DOI10.3366/ajicl.2019.0271
Date01 May 2019
Pages246-267
Published date01 May 2019
INTRODUCTION

Une des questions qui occupent la doctrine juridique constitutionnelle comparée est celle portant sur les pouvoirs des assemblées constituantes. Il s'agit d'une question récurrente vu ses liens étroits avec les changements politiques et sociaux. Que ces changements se fassent dans des cadres démocratiques ou suite à des révoltes populaires, les questions portant sur la création d'une assemblée constituante ou à propos de la détermination de ces pouvoirs, se retrouvent, illico presto, au centre des débats entourant ces changements1 comme le prouvent, par exemple, les expériences constitutionnelles française et belge2. Plus récent, l'exemple de la Tunisie en est un autre. D'ailleurs, c'est cet exemple qui va nous servir de point de départ pour l’élaboration de la présente réflexion.

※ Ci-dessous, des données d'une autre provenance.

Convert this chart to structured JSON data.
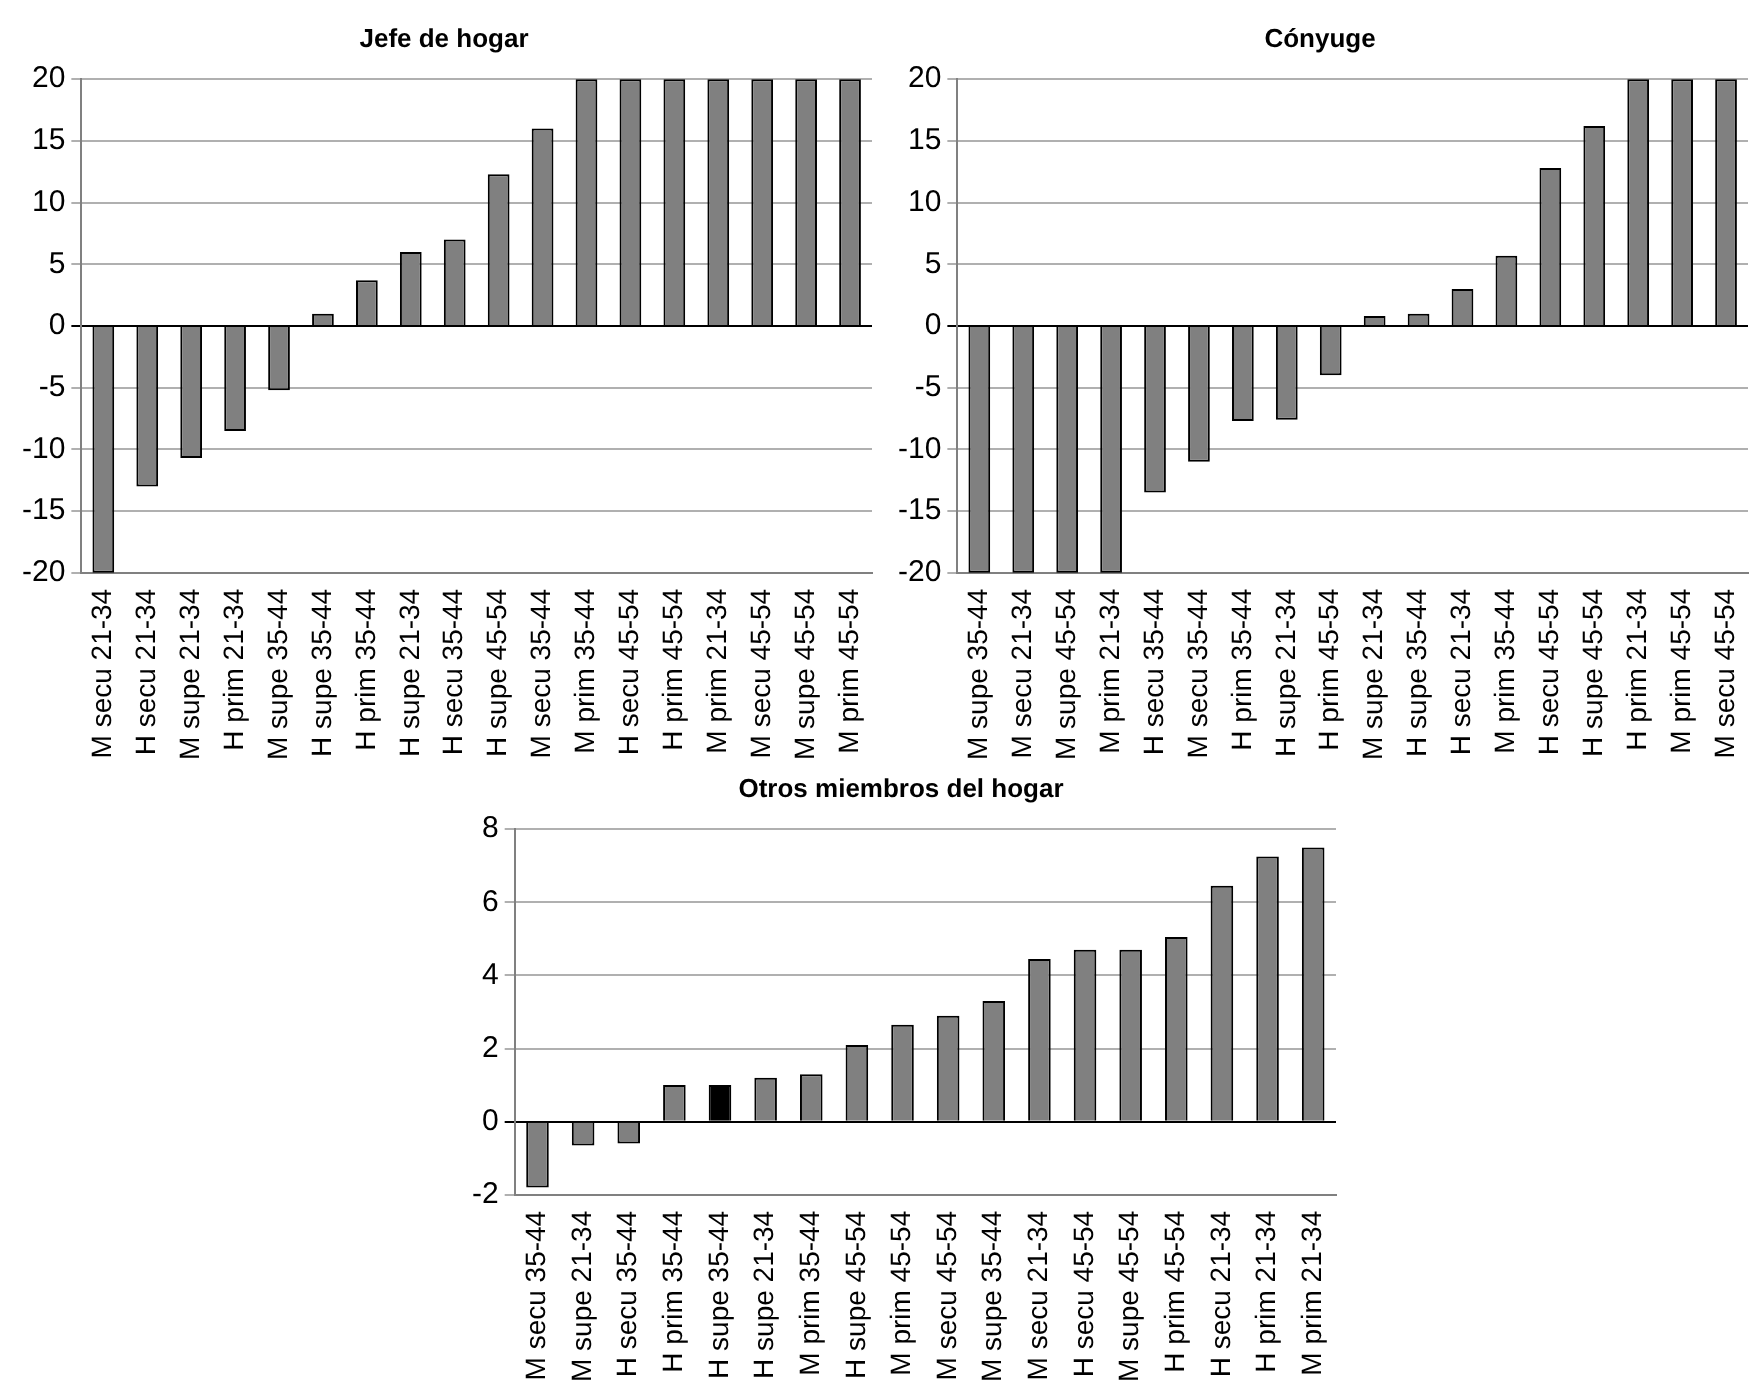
{
  "chart_data": [
    {
      "type": "bar",
      "title": "Jefe de hogar",
      "categories": [
        "M secu 21-34",
        "H secu 21-34",
        "M supe 21-34",
        "H prim 21-34",
        "M supe 35-44",
        "H supe 35-44",
        "H prim 35-44",
        "H supe 21-34",
        "H secu 35-44",
        "H supe 45-54",
        "M secu 35-44",
        "M prim 35-44",
        "H secu 45-54",
        "H prim 45-54",
        "M prim 21-34",
        "M secu 45-54",
        "M supe 45-54",
        "M prim 45-54"
      ],
      "series": [
        {
          "color": "#808080",
          "values": [
            -20,
            -13,
            -10.7,
            -8.5,
            -5.2,
            1,
            3.7,
            6,
            7,
            12.3,
            16,
            20,
            20,
            20,
            20,
            20,
            20,
            20
          ]
        }
      ],
      "ylim": [
        -20,
        20
      ],
      "yticks": [
        -20,
        -15,
        -10,
        -5,
        0,
        5,
        10,
        15,
        20
      ],
      "grid": "y"
    },
    {
      "type": "bar",
      "title": "Cónyuge",
      "categories": [
        "M supe 35-44",
        "M secu 21-34",
        "M supe 45-54",
        "M prim 21-34",
        "H secu 35-44",
        "M secu 35-44",
        "H prim 35-44",
        "H supe 21-34",
        "H prim 45-54",
        "M supe 21-34",
        "H supe 35-44",
        "H secu 21-34",
        "M prim 35-44",
        "H secu 45-54",
        "H supe 45-54",
        "H prim 21-34",
        "M prim 45-54",
        "M secu 45-54"
      ],
      "series": [
        {
          "color": "#808080",
          "values": [
            -20,
            -20,
            -20,
            -20,
            -13.5,
            -11,
            -7.7,
            -7.6,
            -4,
            0.8,
            1,
            3,
            5.7,
            12.8,
            16.2,
            20,
            20,
            20
          ]
        }
      ],
      "ylim": [
        -20,
        20
      ],
      "yticks": [
        -20,
        -15,
        -10,
        -5,
        0,
        5,
        10,
        15,
        20
      ],
      "grid": "y"
    },
    {
      "type": "bar",
      "title": "Otros miembros del hogar",
      "categories": [
        "M secu 35-44",
        "M supe 21-34",
        "H secu 35-44",
        "H prim 35-44",
        "H supe 35-44",
        "H supe 21-34",
        "M prim 35-44",
        "H supe 45-54",
        "M prim 45-54",
        "M secu 45-54",
        "M supe 35-44",
        "M secu 21-34",
        "H secu 45-54",
        "M supe 45-54",
        "H prim 45-54",
        "H secu 21-34",
        "H prim 21-34",
        "M prim 21-34"
      ],
      "series": [
        {
          "colors": [
            "#808080",
            "#808080",
            "#808080",
            "#808080",
            "#000000",
            "#808080",
            "#808080",
            "#808080",
            "#808080",
            "#808080",
            "#808080",
            "#808080",
            "#808080",
            "#808080",
            "#808080",
            "#808080",
            "#808080",
            "#808080"
          ],
          "values": [
            -1.8,
            -0.65,
            -0.6,
            1,
            1,
            1.2,
            1.3,
            2.1,
            2.65,
            2.9,
            3.3,
            4.45,
            4.7,
            4.7,
            5.05,
            6.45,
            7.25,
            7.5
          ]
        }
      ],
      "ylim": [
        -2,
        8
      ],
      "yticks": [
        -2,
        0,
        2,
        4,
        6,
        8
      ],
      "grid": "y"
    }
  ]
}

En effet, le 14 janvier 2011, après un mois de protestations et de manifestations populaires, les Tunisiens ont réussi à déloger le Président Ben Ali qui a gouverné le pays de 1987 à 2011 avec l'espoir d'instaurer un régime politique qui valorise les droits de la personne, la dignité humaine et les valeurs universelles de la démocratie. Après la fuite du Président déchu vers l'Arabie saoudite, le choix des Tunisiens était alors d’élire une nouvelle assemblée constituante chargée de doter le pays d'une nouvelle constitution, au lieu de celle adoptée en 1959, « dans un délai maximum d'un an à compter de la date de son élection ». Un choix qui nous semble judicieux et démocratique, étant donné que le « pouvoir constituant est d'après son origine aussi bien que son contenu un concept démocratique et révolutionnaire, qui n'a sa place que dans le seul cadre d'une théorie constitutionnelle démocratique »3.

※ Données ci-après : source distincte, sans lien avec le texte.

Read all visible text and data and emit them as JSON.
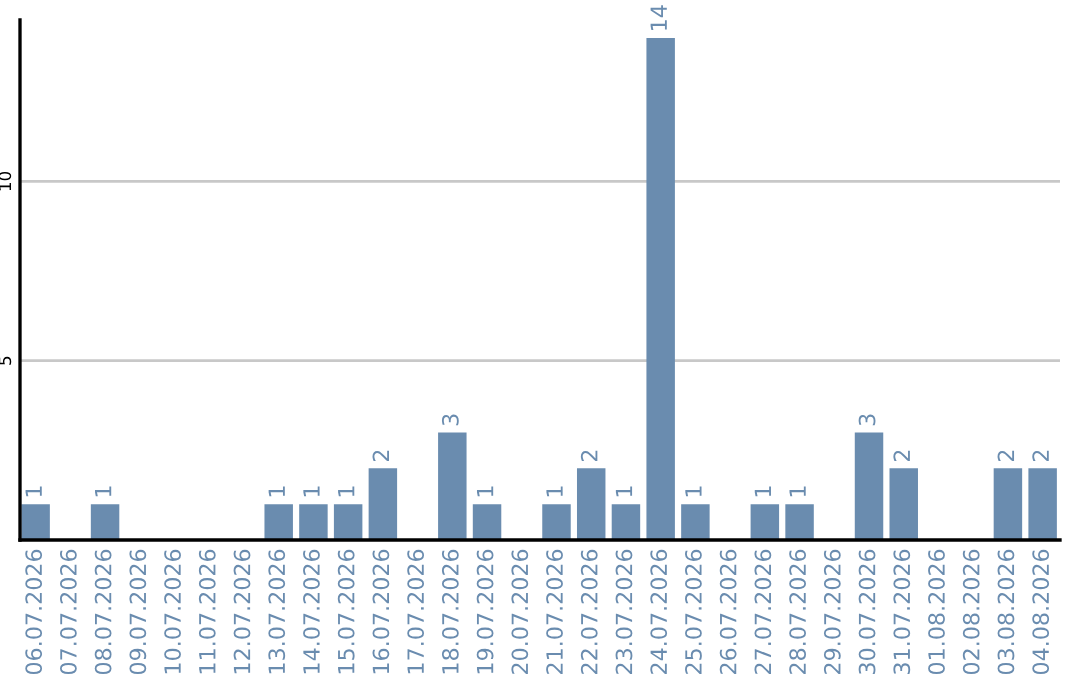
{
  "chart_data": {
    "type": "bar",
    "categories": [
      "06.07.2026",
      "07.07.2026",
      "08.07.2026",
      "09.07.2026",
      "10.07.2026",
      "11.07.2026",
      "12.07.2026",
      "13.07.2026",
      "14.07.2026",
      "15.07.2026",
      "16.07.2026",
      "17.07.2026",
      "18.07.2026",
      "19.07.2026",
      "20.07.2026",
      "21.07.2026",
      "22.07.2026",
      "23.07.2026",
      "24.07.2026",
      "25.07.2026",
      "26.07.2026",
      "27.07.2026",
      "28.07.2026",
      "29.07.2026",
      "30.07.2026",
      "31.07.2026",
      "01.08.2026",
      "02.08.2026",
      "03.08.2026",
      "04.08.2026"
    ],
    "values": [
      1,
      0,
      1,
      0,
      0,
      0,
      0,
      1,
      1,
      1,
      2,
      0,
      3,
      1,
      0,
      1,
      2,
      1,
      14,
      1,
      0,
      1,
      1,
      0,
      3,
      2,
      0,
      0,
      2,
      2
    ],
    "value_labels": [
      "1",
      null,
      "1",
      null,
      null,
      null,
      null,
      "1",
      "1",
      "1",
      "2",
      null,
      "3",
      "1",
      null,
      "1",
      "2",
      "1",
      "14",
      "1",
      null,
      "1",
      "1",
      null,
      "3",
      "2",
      null,
      null,
      "2",
      "2"
    ],
    "color": "#6a8caf",
    "ylim": [
      0,
      14.5
    ],
    "yticks": [
      5,
      10
    ],
    "grid": "y"
  }
}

Or, si elle a été couronnée par l’élection d'un parlement multipartite et par l'adoption, en date du 26 janvier 2014, d'une nouvelle constitution, l'expérience tunisienne a soulevé d'importantes questions constitutionnelles concernant l’étendue du pouvoir de l'assemblée constituante. Les plus importantes de ces questions4 trouvent leurs origines dans l'article 6 du décret n° 2011-582 du 20 mai 2011, portant convocation du corps électoral pour l’élection de l'assemblée nationale constituante tunisienne. Cet article, confirmé par le décret n° 2011-1086 du 3 août 20115, a chargé ladite assemblée « d’élaborer une constitution dans un délai maximum d'un an à compter de la date de son élection »6. Cette échéance ainsi que certains « modes opératoires de l'assemblée »7 ont été consignés, le 15 septembre 2011, dans une déclaration dite, Déclaration du processus transitoire, une sorte « de feuille de route = Kharitat a-tarîq »8 consistant dans « un document écrit et signé par l'ensemble des parties en présence9»10.

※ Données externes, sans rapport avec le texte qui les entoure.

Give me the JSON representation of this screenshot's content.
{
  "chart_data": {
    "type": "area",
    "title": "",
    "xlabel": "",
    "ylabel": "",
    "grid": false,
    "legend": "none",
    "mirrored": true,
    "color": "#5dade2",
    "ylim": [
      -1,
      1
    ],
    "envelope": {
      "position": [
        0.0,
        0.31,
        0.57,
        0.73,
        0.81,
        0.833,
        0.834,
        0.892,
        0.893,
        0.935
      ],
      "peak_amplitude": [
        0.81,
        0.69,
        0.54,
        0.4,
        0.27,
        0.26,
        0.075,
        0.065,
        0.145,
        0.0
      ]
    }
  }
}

Les débats entourant le mandat de cette assemblée – tel que défini dans ces deux décrets et dans ladite Déclaration – ont été la scène d'une polarisation, politique et doctrinale, entre deux discours « constitutionnalistes » antinomiques : entre celui qui attribue à l'assemblée un pouvoir « originaire » et absolu qui le soustrait à tout engagement de « préparer » la constitution dans un délai maximum d'un an11 et celui qui conteste, à l'inverse, toute légitimité de ladite assemblée après le délai en question étant donné que le véritable pouvoir constituant appartient au peuple12.

Certes, la question est de taille. Elle n'est pas toutefois dirimante, car si les deux positions sont fondées sur des interprétations juridiques ainsi que sur des arguments sociologiques et historiques non négligeables, il n'en demeure pas moins vrai qu'une étude de l'histoire et de la pratique constitutionnelles dans plusieurs pays nous permet de se frayer un chemin doctrinal entre ces positions antagonistes et nous autorise à défendre l'idée selon laquelle les assemblées constituantes ne sont pas investies d'un pouvoir originaire mais elle sont investies de ce que nous qualifions de compétence originaire inhérente et quasi-souveraine (I) et que cette compétence, aussi étendue soit-elle, ne se contredit pas avec le fait qu'elle puisse être enchâssée par des engagements pré-constituants et qu'elle puisse être limitée par les normes impératives du droit international (II).

<bold>UNE COMPÉTENCE ORIGINAIRE QUASI-SOUVERAINE DANS LA RÉDACTION DE LA CONSTITUTION</bold>

Titulaire d'une compétence originaire (1) l'assemblée constituante dispose d'un pouvoir très étendu dans l’élaboration d'une nouvelle constitution (2).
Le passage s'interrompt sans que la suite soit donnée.